Towards More Transparent and Accurate Cancer Diagnosis with an Unsupervised CAE Approach

Digital pathology has revolutionized cancer diagnosis by leveraging Content-Based Medical Image Retrieval (CBMIR) for analyzing histopathological Whole Slide Images (WSIs). CBMIR enables searching for similar content, enhancing diagnostic reliability and accuracy. In 2020, breast and prostate cancer constituted 11.7% and 14.1% of cases, respectively, as reported by the Global Cancer Observatory (GCO). The proposed Unsupervised CBMIR (UCBMIR) replicates the traditional cancer diagnosis workflow, offering a dependable method to support pathologists in WSI-based diagnostic conclusions. This approach alleviates pathologists' workload, potentially enhancing diagnostic efficiency. To address the challenge of the lack of labeled histopathological images in CBMIR, a customized unsupervised Convolutional Auto Encoder (CAE) was developed, extracting 200 features per image for the search engine component. UCBMIR was evaluated using widely-used numerical techniques in CBMIR, alongside visual evaluation and comparison with a classifier. The validation involved three distinct datasets, with an external evaluation demonstrating its effectiveness. UCBMIR outperformed previous studies, achieving a top 5 recall of 99% and 80% on BreaKHis and SICAPv2, respectively, using the first evaluation technique. Precision rates of 91% and 70% were achieved for BreaKHis and SICAPv2, respectively, using the second evaluation technique.
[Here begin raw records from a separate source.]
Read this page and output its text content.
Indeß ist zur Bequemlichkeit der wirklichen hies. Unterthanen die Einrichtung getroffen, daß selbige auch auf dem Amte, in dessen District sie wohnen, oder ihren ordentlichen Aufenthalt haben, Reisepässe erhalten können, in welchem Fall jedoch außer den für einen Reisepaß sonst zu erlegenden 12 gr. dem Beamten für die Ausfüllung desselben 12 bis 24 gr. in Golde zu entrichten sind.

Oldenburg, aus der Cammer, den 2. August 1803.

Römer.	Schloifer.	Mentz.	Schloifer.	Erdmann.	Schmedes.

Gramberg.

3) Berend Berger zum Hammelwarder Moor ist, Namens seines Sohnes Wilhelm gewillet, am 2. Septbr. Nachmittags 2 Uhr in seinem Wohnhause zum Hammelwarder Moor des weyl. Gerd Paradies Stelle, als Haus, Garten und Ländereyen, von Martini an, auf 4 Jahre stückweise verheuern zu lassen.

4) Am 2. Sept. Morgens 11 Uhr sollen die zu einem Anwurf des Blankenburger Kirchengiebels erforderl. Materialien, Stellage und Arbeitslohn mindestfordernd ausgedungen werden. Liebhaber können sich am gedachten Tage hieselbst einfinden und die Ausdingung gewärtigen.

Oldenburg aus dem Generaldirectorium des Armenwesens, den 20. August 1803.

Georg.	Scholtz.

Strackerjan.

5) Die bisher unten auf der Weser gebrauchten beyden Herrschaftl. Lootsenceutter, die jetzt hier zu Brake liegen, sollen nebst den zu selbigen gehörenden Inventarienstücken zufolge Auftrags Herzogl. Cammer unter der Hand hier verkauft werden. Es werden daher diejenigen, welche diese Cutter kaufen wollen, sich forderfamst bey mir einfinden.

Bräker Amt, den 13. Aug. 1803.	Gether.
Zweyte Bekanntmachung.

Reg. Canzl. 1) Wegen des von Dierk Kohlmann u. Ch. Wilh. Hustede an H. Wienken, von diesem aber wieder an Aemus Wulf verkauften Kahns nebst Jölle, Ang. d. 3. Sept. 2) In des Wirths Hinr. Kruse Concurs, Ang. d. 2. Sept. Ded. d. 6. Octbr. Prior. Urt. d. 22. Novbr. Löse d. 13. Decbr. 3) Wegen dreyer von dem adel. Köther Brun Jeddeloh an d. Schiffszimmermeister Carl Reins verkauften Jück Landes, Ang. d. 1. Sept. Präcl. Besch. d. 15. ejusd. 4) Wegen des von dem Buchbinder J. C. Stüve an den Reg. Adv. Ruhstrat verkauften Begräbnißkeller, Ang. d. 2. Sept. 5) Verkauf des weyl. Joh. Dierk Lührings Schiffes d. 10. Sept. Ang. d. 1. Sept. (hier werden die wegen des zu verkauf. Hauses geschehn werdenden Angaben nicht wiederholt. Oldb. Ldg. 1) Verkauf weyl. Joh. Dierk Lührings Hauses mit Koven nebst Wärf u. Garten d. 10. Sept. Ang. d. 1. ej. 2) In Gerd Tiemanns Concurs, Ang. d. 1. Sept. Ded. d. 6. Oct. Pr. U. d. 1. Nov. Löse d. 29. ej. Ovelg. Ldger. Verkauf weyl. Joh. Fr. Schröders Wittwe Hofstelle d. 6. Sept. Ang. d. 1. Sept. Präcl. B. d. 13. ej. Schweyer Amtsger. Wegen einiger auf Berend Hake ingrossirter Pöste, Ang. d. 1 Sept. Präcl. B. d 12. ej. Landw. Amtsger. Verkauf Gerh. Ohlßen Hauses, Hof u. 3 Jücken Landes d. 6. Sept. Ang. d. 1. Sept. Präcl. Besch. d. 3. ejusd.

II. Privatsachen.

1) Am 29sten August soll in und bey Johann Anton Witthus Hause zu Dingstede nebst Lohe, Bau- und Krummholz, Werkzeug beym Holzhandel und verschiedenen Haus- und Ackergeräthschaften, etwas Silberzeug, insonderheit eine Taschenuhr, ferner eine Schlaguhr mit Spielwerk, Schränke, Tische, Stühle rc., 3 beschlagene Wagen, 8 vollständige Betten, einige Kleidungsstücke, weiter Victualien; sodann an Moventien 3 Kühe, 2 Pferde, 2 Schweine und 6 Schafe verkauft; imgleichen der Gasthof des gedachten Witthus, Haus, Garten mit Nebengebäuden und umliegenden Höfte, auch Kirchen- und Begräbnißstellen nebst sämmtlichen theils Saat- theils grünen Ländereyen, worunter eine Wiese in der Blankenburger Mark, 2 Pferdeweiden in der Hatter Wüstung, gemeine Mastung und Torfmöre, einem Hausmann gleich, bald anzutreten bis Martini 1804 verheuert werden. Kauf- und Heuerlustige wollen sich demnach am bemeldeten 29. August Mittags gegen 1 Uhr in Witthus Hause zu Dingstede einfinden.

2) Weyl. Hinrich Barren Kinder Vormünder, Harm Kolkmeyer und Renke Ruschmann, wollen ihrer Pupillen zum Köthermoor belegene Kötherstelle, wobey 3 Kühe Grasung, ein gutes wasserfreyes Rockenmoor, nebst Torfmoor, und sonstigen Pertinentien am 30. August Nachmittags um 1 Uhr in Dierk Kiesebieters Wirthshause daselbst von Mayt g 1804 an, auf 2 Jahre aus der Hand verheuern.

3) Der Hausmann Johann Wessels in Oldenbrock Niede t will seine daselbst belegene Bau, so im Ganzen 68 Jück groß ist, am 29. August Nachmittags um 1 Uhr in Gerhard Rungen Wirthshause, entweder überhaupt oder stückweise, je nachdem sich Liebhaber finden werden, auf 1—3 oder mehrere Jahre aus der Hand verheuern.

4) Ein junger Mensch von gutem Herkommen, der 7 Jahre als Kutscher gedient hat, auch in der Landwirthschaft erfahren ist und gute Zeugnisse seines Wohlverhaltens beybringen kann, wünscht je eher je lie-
Furthermore, UCBMIR demonstrated the capability to identify various patterns in patches, achieving an 81% accuracy in the top 5 when tested on an external image from Arvaniti.

翻译：数字病理学通过利用基于内容的医学图像检索（CBMIR）分析组织病理学全切片图像（WSI），彻底革新了癌症诊断。CBMIR能够搜索相似内容，提升诊断的可靠性与准确性。根据全球癌症观察站（GCO）报告，2020年乳腺癌和前列腺癌分别占病例总数的11.7%和14.1%。本研究提出的无监督CBMIR（UCBMIR）复现了传统癌症诊断工作流程，为病理学家基于WSI的诊断结论提供了一种可靠方法。该方法减轻了病理学家的工作负荷，有望提升诊断效率。为解决CBMIR中缺乏标注组织病理学图像的难题，我们开发了一种定制化的无监督卷积自编码器（CAE），为搜索引擎组件提取每张图像的200维特征。UCBMIR在CBMIR中采用广泛使用的数值技术进行评估，同时结合视觉评估及与分类器的对比。验证过程涉及三个独立数据集，外部评估证明了其有效性。UCBMIR优于以往研究，在第一项评估技术中，针对BreaKHis和SICAPv2数据集分别实现了99%和80%的top-5召回率；在第二项评估技术中，对BreaKHis和SICAPv2分别达到了91%和70%的精确率。此外，UCBMIR展现了识别病理切片中多种模式的能力，在对Arvaniti外部图像进行测试时，top-5准确率达到81%。